Firstly, SAGE must exclude political advisers and recruit more public health experts. Secondly, a clear population strategy based on case finding, testing, contact tracing, and isolation is required for each of the four nations to inform and justify future decisions about how the lockdown can be safely relaxed. The plans for case finding, testing, and community contact tracing must be adequately resourced, decentralised, and led by local public health teams who know their communities and the nature of the outbreaks in their localities. Public Health England and the NHS must fully support these plans. And implementation of testing, data monitoring, and reporting must be optimised from all sources: hospital, primary, and social care.

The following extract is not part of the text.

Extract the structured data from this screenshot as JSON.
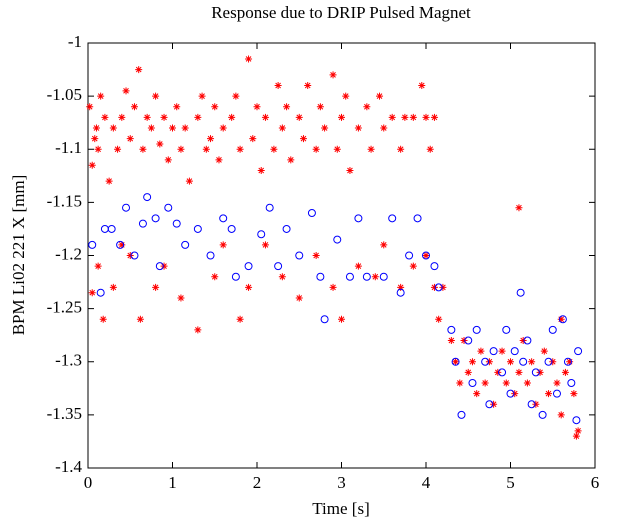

In time, findings from the first population surveillance study will help effective targeting.25 Meaningless political soundbites promising to recruit 18 000 contact tracers, test 200 000 people a day, or invest in unjustified contact tracing apps, divert focus and could lead to more deaths.26 These headline grabbing schemes should be replaced by locality led strategies rooted in communicable disease control.
An effective pandemic response requires not only speed and clarity but also a willingness to accept mistakes and a commitment to international cooperation. Sharing the science and the uncertainties that inform political decisions will help rebuild lost public trust. Politicians and their advisers cannot hide behind science to avoid responsibility for making difficult decisions in a global crisis or merely repeat that they are following the science.
Above all, the response to covid-19 is not about flattening epidemic curves, modelling, or epidemiology. It is about protecting lives and communities most obviously at risk in our unequal society. The most serious public health crisis of our times requires a strong and credible public health community at the heart of its response. A UK government that prioritises the health and wellbeing of the public will see the importance of rebuilding the disempowered and fragmented infrastructures of its public health system. Anything less is an insult to the tens of thousands of people who have lost their lives in a pandemic for which the UK was forewarned but not forearmed.
This article was reposted on 19 May 2020 with an updated infographic and to correct the provenance statement.
Competing interests: We have read and understood BMJ policy on declaration of interests. GS is a member of Independent SAGE. KA is an honorary visiting professor in the department of primary care and public health at Imperial College, London. We have no other relevant interests to declare.
Provenance and peer review: Commissioned; externally peer reviewed.